Fairytale Endings: Movies Are Programming My Daughter

Posted by Delaine - January 26, 2009 - Parenting, Single Moms, Social Barriers & Change - No Comments


My 4-year-old daughter grabbed my cheeks and put her face up to mine.  I was about to give her a quick kiss when she ordered:” NO mom.  You turn your head that way.”  Her hands were still on my cheeks.  Shocked, I sat there wide-eyed as she planted a VERY long kiss on my lips.  Finally she pulled away and giggled: “You’re the princess, I’m the prince and since we kissed, we live happily ever after.”  And she skipped out of the room.

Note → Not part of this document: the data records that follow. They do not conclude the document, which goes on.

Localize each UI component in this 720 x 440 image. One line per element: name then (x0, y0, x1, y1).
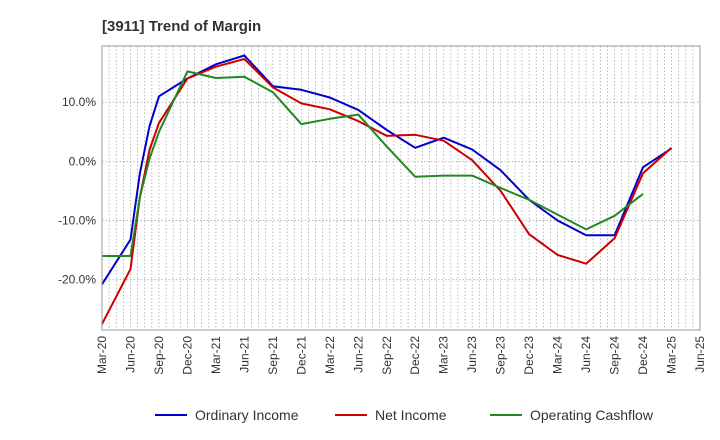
x-axis-ticks: Mar-20 Jun-20 Sep-20 Dec-20 Mar-21 Jun-21 Sep-… (95, 336, 707, 375)
x-tick-label: Sep-22 (380, 336, 394, 375)
series-line-ordinary-income (101, 54, 673, 285)
x-tick-label: Mar-20 (95, 336, 109, 374)
y-tick-label: -20.0% (58, 273, 96, 287)
x-tick-label: Dec-22 (408, 336, 422, 375)
x-tick-label: Jun-24 (579, 336, 593, 373)
legend-label-ordinary-income: Ordinary Income (195, 407, 299, 423)
x-tick-label: Dec-20 (180, 336, 194, 375)
x-tick-label: Jun-21 (237, 336, 251, 373)
legend-label-net-income: Net Income (375, 407, 447, 423)
series-line-operating-cashflow (102, 70, 644, 257)
y-tick-label: 10.0% (62, 95, 96, 109)
x-tick-label: Sep-24 (608, 336, 622, 375)
x-tick-label: Jun-20 (123, 336, 137, 373)
x-tick-label: Sep-20 (152, 336, 166, 375)
chart-title: [3911] Trend of Margin (102, 18, 261, 35)
x-tick-label: Dec-21 (294, 336, 308, 375)
x-tick-label: Dec-23 (522, 336, 536, 375)
series-lines (101, 54, 673, 325)
series-line-net-income (101, 58, 673, 325)
y-tick-label: 0.0% (69, 154, 97, 168)
legend-label-operating-cashflow: Operating Cashflow (530, 407, 654, 423)
x-tick-label: Jun-22 (351, 336, 365, 373)
legend: Ordinary Income Net Income Operating Cashf… (155, 407, 654, 423)
plot-frame (101, 45, 701, 331)
grid (102, 46, 700, 330)
y-axis-ticks: 10.0% 0.0% -10.0% -20.0% (58, 95, 96, 287)
x-tick-label: Jun-23 (465, 336, 479, 373)
x-tick-label: Sep-21 (266, 336, 280, 375)
x-tick-label: Mar-21 (209, 336, 223, 374)
x-tick-label: Mar-22 (323, 336, 337, 374)
x-tick-label: Mar-24 (551, 336, 565, 374)
x-tick-label: Jun-25 (693, 336, 707, 373)
x-tick-label: Mar-25 (665, 336, 679, 374)
x-tick-label: Dec-24 (636, 336, 650, 375)
x-tick-label: Sep-23 (494, 336, 508, 375)
x-tick-label: Mar-23 (437, 336, 451, 374)
y-tick-label: -10.0% (58, 214, 96, 228)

It was just child’s play, right?  Princess play is supposedly normal and condoned in girls.  Nonetheless, that episode six months left me feeling uneasy: Was it just imaginary play?  Or were beliefs being instilled in my daughter about love, men, and her ultimate goal in life?

I’ve since payed way more attention to the princess-themed movies she watches.  Undoubtedly, many of them contain wonderful themes around virtues such as kindness, trust, empathy and compassion.  But time and time and TIME AGAIN, the stories end with a kiss…with a man…with the dream of happily ever after.  As if falling in love with and marrying a man is the ‘final destination.’  And this past weekend, as my daughter and I watched the fairytale ending of the movie, Enchanted,  I looked over at her – and felt sick to my stomach.  Her eyes were all glassed over.  She was glowing.  And I thought, “Jesus, she’s really believing in all this!”

Perhaps you think I’m overreacting or I’m insinuating my skepticism in true love onto her because I’ve divorced.  And on some level, both statements might be true.  But part of my journey thus far this year has been to take a hard look at what ‘love’ means to me, where those beliefs came from, and whether they’ve truly served me or kept my head in the clouds.

Realistically, if an impressionable child repeatedly receives the same message about anything, she will start to believe it.  Or at least, identify it as something ‘important.’  Her tenderly young subconscious mind is wide open for programming, and feelings and experiences stick.

So I’ve decided to curtail the number of princess movies she watches.  Same with the princess books I read to her.  And just as I already tell my daughter EVERY DAY how incredible women’s body’s are, how lucky we are to have vaginas, and how our brains and hearts are just as important as our bodies, I’m getting real about ‘fairytale endings’ too.  It’s not that I don’t want her to believe in love – I would never deny her that.  But I told her just this morning, “You know honey, some people never even get married…”  And yesterday I said, “Love is a wonderful thing for two people to share.  But it doesn’t mean they’ll stay together forever and life will be perfect.”

Am I popping her bubble?  Destroying the bounty of a child’s heart-felt dreams?  I don’t think so.  I think it’s called reality.  And I’d rather be the one who deflates her bubble than a man.